We could be so good to each other, but we just aren’t.
Then there’s the interpersonal anger, which is…I’m refusing to allow someone the opportunity to apologize to me because I’m afraid of what they would do with complete forgiveness.
So I just throw out some diversionary bullshit whenever it’s brought up in conversation. Horribly. Sometimes I do this three turns ahead of the conversation potentially leading to this.
I have no clue how to express my anger, and I have only ever really shown in either by a) leaving, or when it’s a self-defense (oh shit, this is totally out of control, am i going to die) situation or I’ve been pushed to the point where my brain is interrupting it as such.
You want to know something humilating? I can’t have a man in my house that’s my age without shaking. Eventually, my ex boyfriend bypassed that, but fucking that. Imagine how fun this is explaining. The suddenly cold excuse only like, is passable so long.
Like…it’s men I’m actually comfortable with, enough for this to be a thing, and yet every fucking time, dude. I’m not even consciously playing out a fear scenario with this shit. Just gahhhhhhhhhhhhhhhhhhhhhhhhhhhhhhhhhhhhhhhhhhhhhhhhhhhhhhhhhhhhhhhhhhhhhhhhhhhhhhhhhhhhhhhhhhhhhhhhhhh……….
Yeah. I’m known as being ridiculously forgiving and kind…I mean, in ways, yes. I guess this boils down to how we’re all infinite internal universes and mirror images of each other blah blah blah, but my faith in the ability of the human character to alter and I frankly don’t really believe in redemption the way I used to, anymore. It’s less like I’m even still….acutely angry about the situation, I can see it was mostly a reflection of “everyone here is damaged”, but goddamn.
What are those famous words of wisdom? Fool me once, shame on you. Fool me…can’t, can’t get fooled again?
Which is a strange way for a person who’s changed and left so much behind to feel, I guess.
But as much of myself that either I’ve altered intentionally, or has changed with time, I still have the old tendencies and aches.
Some of this boils in to an old tendency to not let people in, but it’s escalated to a high degree…vulnerability just does not feel safe, in any normal context, anymore.
I almost feel like my “success” at this point, is its core, is driven by an aversion to letting anyone hurt me or make me feel less than again. I have such a deep distrust and blatant disdain for humanity as a whole it’s just…like, are 30 year old women supposed to feel like this?

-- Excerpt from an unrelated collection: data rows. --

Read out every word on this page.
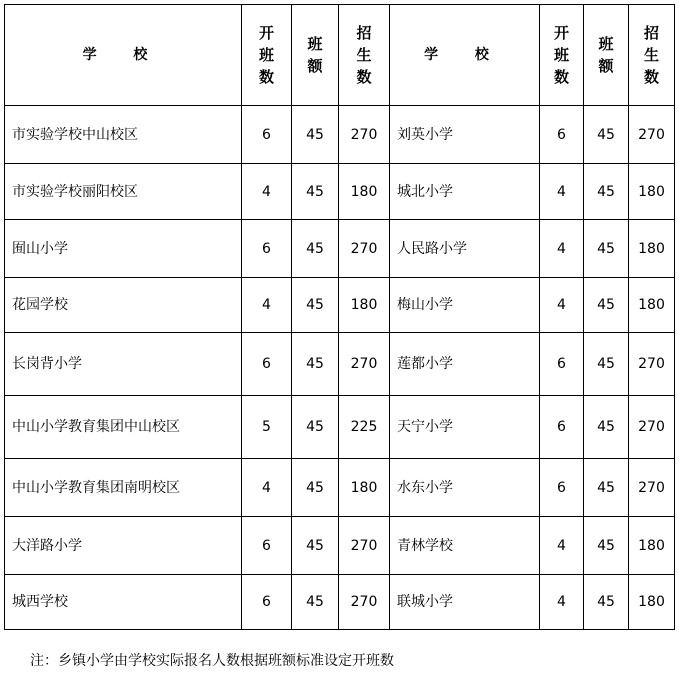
学 校	开班数	班额	招生数	学 校	开班数	班额	招生数
市实验学校中山校区	6	45	270	刘英小学	6	45	270
市实验学校丽阳校区	4	45	180	城北小学	4	45	180
囿山小学	6	45	270	人民路小学	4	45	180
花园学校	4	45	180	梅山小学	4	45	180
长岗背小学	6	45	270	莲都小学	6	45	270
中山小学教育集团中山校区	5	45	225	天宁小学	6	45	270
中山小学教育集团南明校区	4	45	180	水东小学	6	45	270
大洋路小学	6	45	270	青林学校	4	45	180
城西学校	6	45	270	联城小学	4	45	180
注：乡镇小学由学校实际报名人数根据班额标准设定开班数
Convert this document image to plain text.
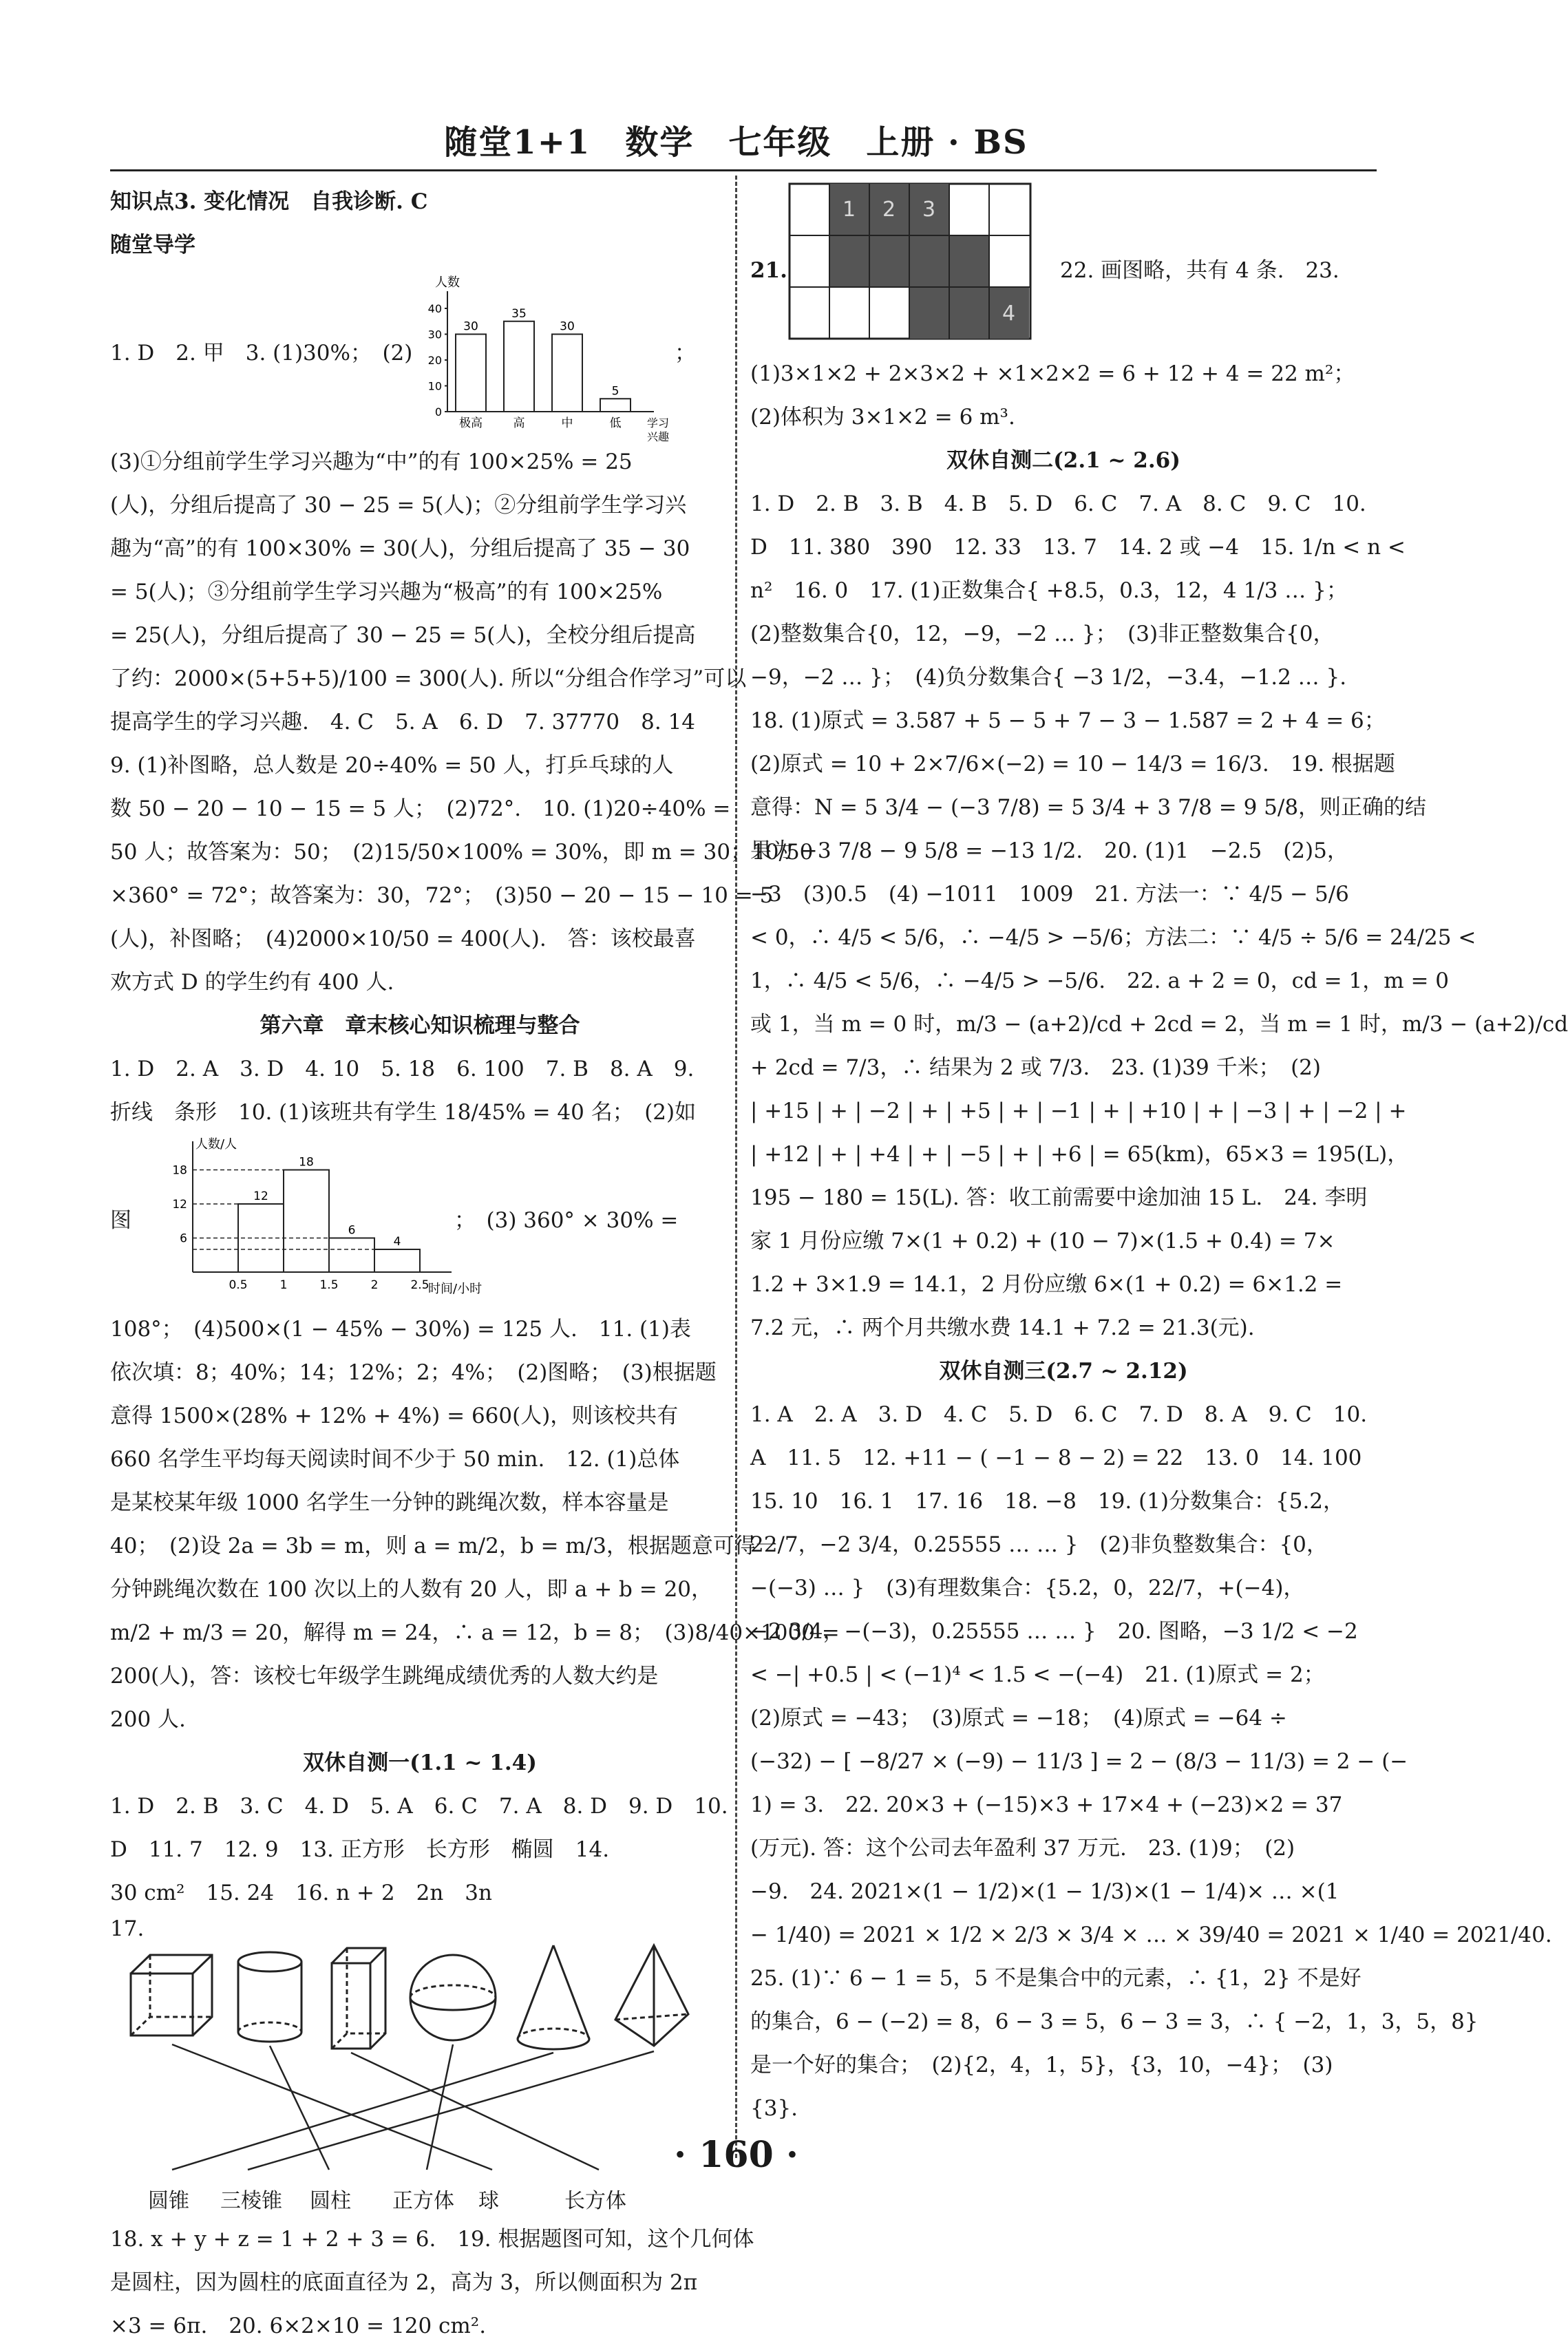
随堂1+1　数学　七年级　上册 · BS
知识点3. 变化情况　自我诊断. C
随堂导学
1. D　2. 甲　3. (1)30%；　(2)	；
人数
学习
兴趣
0
10
20
30
40
30
极高
35
高
30
中
5
低
(3)①分组前学生学习兴趣为“中”的有 100×25% = 25
(人)，分组后提高了 30 − 25 = 5(人)；②分组前学生学习兴
趣为“高”的有 100×30% = 30(人)，分组后提高了 35 − 30
= 5(人)；③分组前学生学习兴趣为“极高”的有 100×25%
= 25(人)，分组后提高了 30 − 25 = 5(人)，全校分组后提高
了约：2000×(5+5+5)/100 = 300(人). 所以“分组合作学习”可以
提高学生的学习兴趣.　4. C　5. A　6. D　7. 37770　8. 14
9. (1)补图略，总人数是 20÷40% = 50 人，打乒乓球的人
数 50 − 20 − 10 − 15 = 5 人；　(2)72°.　10. (1)20÷40% =
50 人；故答案为：50；　(2)15/50×100% = 30%，即 m = 30；10/50
×360° = 72°；故答案为：30，72°；　(3)50 − 20 − 15 − 10 = 5
(人)，补图略；　(4)2000×10/50 = 400(人).　答：该校最喜
欢方式 D 的学生约有 400 人.
第六章　章末核心知识梳理与整合
1. D　2. A　3. D　4. 10　5. 18　6. 100　7. B　8. A　9.
折线　条形　10. (1)该班共有学生 18/45% = 40 名；　(2)如
图
人数/人
时间/小时
0.5	1	1.5	2	2.5
6
12
18
12
18
6
4
；　(3) 360° × 30% =
108°；　(4)500×(1 − 45% − 30%) = 125 人.　11. (1)表
依次填：8；40%；14；12%；2；4%；　(2)图略；　(3)根据题
意得 1500×(28% + 12% + 4%) = 660(人)，则该校共有
660 名学生平均每天阅读时间不少于 50 min.　12. (1)总体
是某校某年级 1000 名学生一分钟的跳绳次数，样本容量是
40；　(2)设 2a = 3b = m，则 a = m/2，b = m/3，根据题意可得一
分钟跳绳次数在 100 次以上的人数有 20 人，即 a + b = 20，
m/2 + m/3 = 20，解得 m = 24，∴ a = 12，b = 8；　(3)8/40×1000 =
200(人)，答：该校七年级学生跳绳成绩优秀的人数大约是
200 人.
双休自测一(1.1 ~ 1.4)
1. D　2. B　3. C　4. D　5. A　6. C　7. A　8. D　9. D　10.
D　11. 7　12. 9　13. 正方形　长方形　椭圆　14.
30 cm²　15. 24　16. n + 2　2n　3n
17.
圆锥 三棱锥 圆柱 正方体 球	长方体
18. x + y + z = 1 + 2 + 3 = 6.　19. 根据题图可知，这个几何体
是圆柱，因为圆柱的底面直径为 2，高为 3，所以侧面积为 2π
×3 = 6π.　20. 6×2×10 = 120 cm².
21.
1 2 3
4
22. 画图略，共有 4 条.　23.
(1)3×1×2 + 2×3×2 + ×1×2×2 = 6 + 12 + 4 = 22 m²；
(2)体积为 3×1×2 = 6 m³.
双休自测二(2.1 ~ 2.6)
1. D　2. B　3. B　4. B　5. D　6. C　7. A　8. C　9. C　10.
D　11. 380　390　12. 33　13. 7　14. 2 或 −4　15. 1/n < n <
n²　16. 0　17. (1)正数集合{ +8.5，0.3，12，4 1/3 … }；
(2)整数集合{0，12，−9，−2 … }；　(3)非正整数集合{0，
−9，−2 … }；　(4)负分数集合{ −3 1/2，−3.4，−1.2 … }.
18. (1)原式 = 3.587 + 5 − 5 + 7 − 3 − 1.587 = 2 + 4 = 6；
(2)原式 = 10 + 2×7/6×(−2) = 10 − 14/3 = 16/3.　19. 根据题
意得：N = 5 3/4 − (−3 7/8) = 5 3/4 + 3 7/8 = 9 5/8，则正确的结
果为 −3 7/8 − 9 5/8 = −13 1/2.　20. (1)1　−2.5　(2)5，
−3　(3)0.5　(4) −1011　1009　21. 方法一：∵ 4/5 − 5/6
< 0，∴ 4/5 < 5/6，∴ −4/5 > −5/6；方法二：∵ 4/5 ÷ 5/6 = 24/25 <
1，∴ 4/5 < 5/6，∴ −4/5 > −5/6.　22. a + 2 = 0，cd = 1，m = 0
或 1，当 m = 0 时，m/3 − (a+2)/cd + 2cd = 2，当 m = 1 时，m/3 − (a+2)/cd
+ 2cd = 7/3，∴ 结果为 2 或 7/3.　23. (1)39 千米；　(2)
| +15 | + | −2 | + | +5 | + | −1 | + | +10 | + | −3 | + | −2 | +
| +12 | + | +4 | + | −5 | + | +6 | = 65(km)，65×3 = 195(L)，
195 − 180 = 15(L). 答：收工前需要中途加油 15 L.　24. 李明
家 1 月份应缴 7×(1 + 0.2) + (10 − 7)×(1.5 + 0.4) = 7×
1.2 + 3×1.9 = 14.1，2 月份应缴 6×(1 + 0.2) = 6×1.2 =
7.2 元，∴ 两个月共缴水费 14.1 + 7.2 = 21.3(元).
双休自测三(2.7 ~ 2.12)
1. A　2. A　3. D　4. C　5. D　6. C　7. D　8. A　9. C　10.
A　11. 5　12. +11 − ( −1 − 8 − 2) = 22　13. 0　14. 100
15. 10　16. 1　17. 16　18. −8　19. (1)分数集合：{5.2，
22/7，−2 3/4，0.25555 … … }　(2)非负整数集合：{0，
−(−3) … }　(3)有理数集合：{5.2，0，22/7，+(−4)，
−2 3/4，−(−3)，0.25555 … … }　20. 图略，−3 1/2 < −2
< −| +0.5 | < (−1)⁴ < 1.5 < −(−4)　21. (1)原式 = 2；
(2)原式 = −43；　(3)原式 = −18；　(4)原式 = −64 ÷
(−32) − [ −8/27 × (−9) − 11/3 ] = 2 − (8/3 − 11/3) = 2 − (−
1) = 3.　22. 20×3 + (−15)×3 + 17×4 + (−23)×2 = 37
(万元). 答：这个公司去年盈利 37 万元.　23. (1)9；　(2)
−9.　24. 2021×(1 − 1/2)×(1 − 1/3)×(1 − 1/4)× … ×(1
− 1/40) = 2021 × 1/2 × 2/3 × 3/4 × … × 39/40 = 2021 × 1/40 = 2021/40.
25. (1)∵ 6 − 1 = 5，5 不是集合中的元素，∴ {1，2} 不是好
的集合，6 − (−2) = 8，6 − 3 = 5，6 − 3 = 3，∴ { −2，1，3，5，8}
是一个好的集合；　(2){2，4，1，5}，{3，10，−4}；　(3)
{3}.
· 160 ·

I used to be so fucking innocent and trusting toward people’s motivations, and now if the bus driver is too friendly with me I’m pretty sure I’m going to end up dead in a ditch somehow.
Come on, self, moderate this shit. The grandfatherly bus driver probably is not going to murder you.
It’s like I trust my motivation to help others without attempting to like, fucking eat their souls in repayment for a small favor, but I would probably have to close to death to allow another person to help me.
Well, with the exception of my best friend, and a trained professional.
I’ve formed this thick, hard shell, and feel like nothing but clay feet.